Symon had plucked this man out of the bar because he looked good, and yeah, the sex had been sick, but he found himself impressed by the man inside the body. Michael expected Symon to laugh at him, to discount him as delusional, but he spoke his truth anyway.
“How?” Symon asked. How had Michael known something he hadn’t?
“When we were kids and my grandmother babysat, she’d tell us this story. We’d get into our pyjamas, jump into our parents’ bed, and she’d turn the lights out, do the spooky voice. You know, the whole campfire thing. The story always started the same way.” Michael pitched his voice higher, imitating his grandmother. “Her name was Eleni,” he recited, smiling at the memory. “She really rocked the drama, my yia-yia.

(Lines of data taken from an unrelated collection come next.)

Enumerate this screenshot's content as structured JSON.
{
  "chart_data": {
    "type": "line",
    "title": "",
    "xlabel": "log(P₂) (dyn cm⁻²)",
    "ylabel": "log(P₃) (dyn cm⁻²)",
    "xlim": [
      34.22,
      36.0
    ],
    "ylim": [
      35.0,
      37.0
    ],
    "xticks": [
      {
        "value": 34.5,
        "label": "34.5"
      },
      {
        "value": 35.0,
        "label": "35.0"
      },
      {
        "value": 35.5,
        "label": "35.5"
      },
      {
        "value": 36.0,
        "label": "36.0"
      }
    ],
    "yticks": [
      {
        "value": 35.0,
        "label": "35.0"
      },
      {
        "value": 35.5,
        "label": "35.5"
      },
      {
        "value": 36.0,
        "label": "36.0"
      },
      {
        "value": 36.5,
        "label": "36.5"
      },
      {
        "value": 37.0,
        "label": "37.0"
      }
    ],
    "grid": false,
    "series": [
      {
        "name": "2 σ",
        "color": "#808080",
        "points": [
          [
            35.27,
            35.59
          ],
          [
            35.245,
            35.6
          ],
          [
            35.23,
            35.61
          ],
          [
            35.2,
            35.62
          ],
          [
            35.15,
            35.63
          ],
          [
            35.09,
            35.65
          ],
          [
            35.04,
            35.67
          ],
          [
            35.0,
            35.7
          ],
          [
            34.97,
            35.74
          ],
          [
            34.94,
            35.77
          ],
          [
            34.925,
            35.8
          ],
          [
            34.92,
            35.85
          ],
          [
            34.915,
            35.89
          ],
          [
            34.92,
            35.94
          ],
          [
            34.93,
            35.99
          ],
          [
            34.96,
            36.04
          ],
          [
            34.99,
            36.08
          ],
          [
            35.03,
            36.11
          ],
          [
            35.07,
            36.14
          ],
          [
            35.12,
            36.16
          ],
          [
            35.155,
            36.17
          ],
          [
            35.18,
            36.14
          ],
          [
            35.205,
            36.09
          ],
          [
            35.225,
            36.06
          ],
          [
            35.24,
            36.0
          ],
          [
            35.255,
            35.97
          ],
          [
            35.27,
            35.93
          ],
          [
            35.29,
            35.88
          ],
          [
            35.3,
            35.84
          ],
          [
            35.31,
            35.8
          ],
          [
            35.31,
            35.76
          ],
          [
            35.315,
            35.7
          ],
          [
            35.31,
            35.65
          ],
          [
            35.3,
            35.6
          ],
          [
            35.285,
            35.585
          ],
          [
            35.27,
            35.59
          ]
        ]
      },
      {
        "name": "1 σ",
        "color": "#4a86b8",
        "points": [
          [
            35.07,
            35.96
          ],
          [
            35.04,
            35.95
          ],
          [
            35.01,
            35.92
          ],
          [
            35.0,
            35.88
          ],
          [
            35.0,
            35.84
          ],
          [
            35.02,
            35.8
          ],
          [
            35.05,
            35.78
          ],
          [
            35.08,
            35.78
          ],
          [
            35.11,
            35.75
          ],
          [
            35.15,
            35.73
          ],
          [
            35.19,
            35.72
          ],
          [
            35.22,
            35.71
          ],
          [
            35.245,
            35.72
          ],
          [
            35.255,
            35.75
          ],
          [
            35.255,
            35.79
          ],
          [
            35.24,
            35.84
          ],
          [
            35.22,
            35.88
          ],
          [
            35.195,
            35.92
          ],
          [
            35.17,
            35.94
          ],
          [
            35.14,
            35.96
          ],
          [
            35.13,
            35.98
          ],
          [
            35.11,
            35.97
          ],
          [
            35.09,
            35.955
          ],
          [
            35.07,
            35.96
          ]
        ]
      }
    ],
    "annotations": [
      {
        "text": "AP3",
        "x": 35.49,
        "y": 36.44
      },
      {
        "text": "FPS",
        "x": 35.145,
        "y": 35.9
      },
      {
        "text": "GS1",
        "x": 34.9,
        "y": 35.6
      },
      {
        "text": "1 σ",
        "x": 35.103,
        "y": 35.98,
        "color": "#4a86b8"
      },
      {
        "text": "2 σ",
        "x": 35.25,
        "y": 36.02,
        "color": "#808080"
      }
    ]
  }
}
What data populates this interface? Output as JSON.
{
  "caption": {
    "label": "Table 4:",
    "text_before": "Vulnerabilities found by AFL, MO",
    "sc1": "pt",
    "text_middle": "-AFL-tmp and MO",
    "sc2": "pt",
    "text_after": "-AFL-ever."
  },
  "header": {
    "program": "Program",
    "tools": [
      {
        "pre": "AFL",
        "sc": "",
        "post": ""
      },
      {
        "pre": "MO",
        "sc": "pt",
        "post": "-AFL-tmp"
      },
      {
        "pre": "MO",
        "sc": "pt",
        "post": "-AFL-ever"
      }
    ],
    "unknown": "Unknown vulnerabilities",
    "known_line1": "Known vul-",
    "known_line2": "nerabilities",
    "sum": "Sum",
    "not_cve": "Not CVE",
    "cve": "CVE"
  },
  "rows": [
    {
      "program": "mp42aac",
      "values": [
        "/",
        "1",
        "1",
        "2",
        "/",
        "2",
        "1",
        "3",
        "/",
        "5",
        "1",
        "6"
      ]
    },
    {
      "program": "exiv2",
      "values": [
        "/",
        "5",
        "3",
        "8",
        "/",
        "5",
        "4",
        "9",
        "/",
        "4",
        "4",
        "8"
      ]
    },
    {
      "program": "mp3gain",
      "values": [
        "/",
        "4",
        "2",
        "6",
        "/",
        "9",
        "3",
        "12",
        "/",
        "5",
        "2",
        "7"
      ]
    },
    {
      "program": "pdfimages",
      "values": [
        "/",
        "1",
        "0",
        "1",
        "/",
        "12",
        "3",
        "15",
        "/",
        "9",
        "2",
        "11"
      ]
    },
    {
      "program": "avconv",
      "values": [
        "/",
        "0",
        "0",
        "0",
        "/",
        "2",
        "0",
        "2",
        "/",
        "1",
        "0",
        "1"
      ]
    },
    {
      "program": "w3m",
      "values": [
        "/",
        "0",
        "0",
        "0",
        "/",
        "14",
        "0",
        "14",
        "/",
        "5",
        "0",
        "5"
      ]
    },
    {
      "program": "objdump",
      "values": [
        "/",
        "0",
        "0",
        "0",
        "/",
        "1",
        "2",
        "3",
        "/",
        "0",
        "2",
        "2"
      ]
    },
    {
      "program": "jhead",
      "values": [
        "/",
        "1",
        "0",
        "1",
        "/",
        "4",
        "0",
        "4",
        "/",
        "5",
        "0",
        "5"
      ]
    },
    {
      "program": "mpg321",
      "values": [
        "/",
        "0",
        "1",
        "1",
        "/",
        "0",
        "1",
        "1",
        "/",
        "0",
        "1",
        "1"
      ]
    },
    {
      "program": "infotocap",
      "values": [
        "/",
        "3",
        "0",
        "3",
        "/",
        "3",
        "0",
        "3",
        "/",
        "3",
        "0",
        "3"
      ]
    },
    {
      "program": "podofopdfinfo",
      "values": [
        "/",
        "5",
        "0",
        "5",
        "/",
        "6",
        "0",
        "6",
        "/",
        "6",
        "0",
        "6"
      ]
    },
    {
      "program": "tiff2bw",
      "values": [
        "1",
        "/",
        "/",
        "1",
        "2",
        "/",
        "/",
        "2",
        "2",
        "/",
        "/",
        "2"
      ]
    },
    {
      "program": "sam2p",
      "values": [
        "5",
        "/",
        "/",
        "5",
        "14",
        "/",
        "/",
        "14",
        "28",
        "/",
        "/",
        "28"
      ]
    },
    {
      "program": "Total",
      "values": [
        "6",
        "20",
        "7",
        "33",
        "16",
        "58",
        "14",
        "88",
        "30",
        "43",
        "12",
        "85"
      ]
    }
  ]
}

“The story goes that Eleni worked as a bar maid in the old county. One night, on her way home a vampire fed on her. He ordered her to forget, sound familiar?” Michael asked, smiling at Symon. “She faked him out, acted like she’d just stepped out of the bar, asked if he needed directions to the local inn. Eleni was my yia-yia’s great-grandmother. Please tell me you weren’t in Greece about two hundred years ago. Because ewww.”
“I think we’re safe. I like my meals with bigger muscles and smaller breasts.”
Michael grinned. “Man meat?”
“Total carnivore.” Symon stretched out across the width of the bed, propped himself up on one elbow. “Kids grow up. They stop believing in fairy tales, but not you?”
“My family does strange for breakfast. What’s a little blood here or there?”
“Your whole family believes this legend?”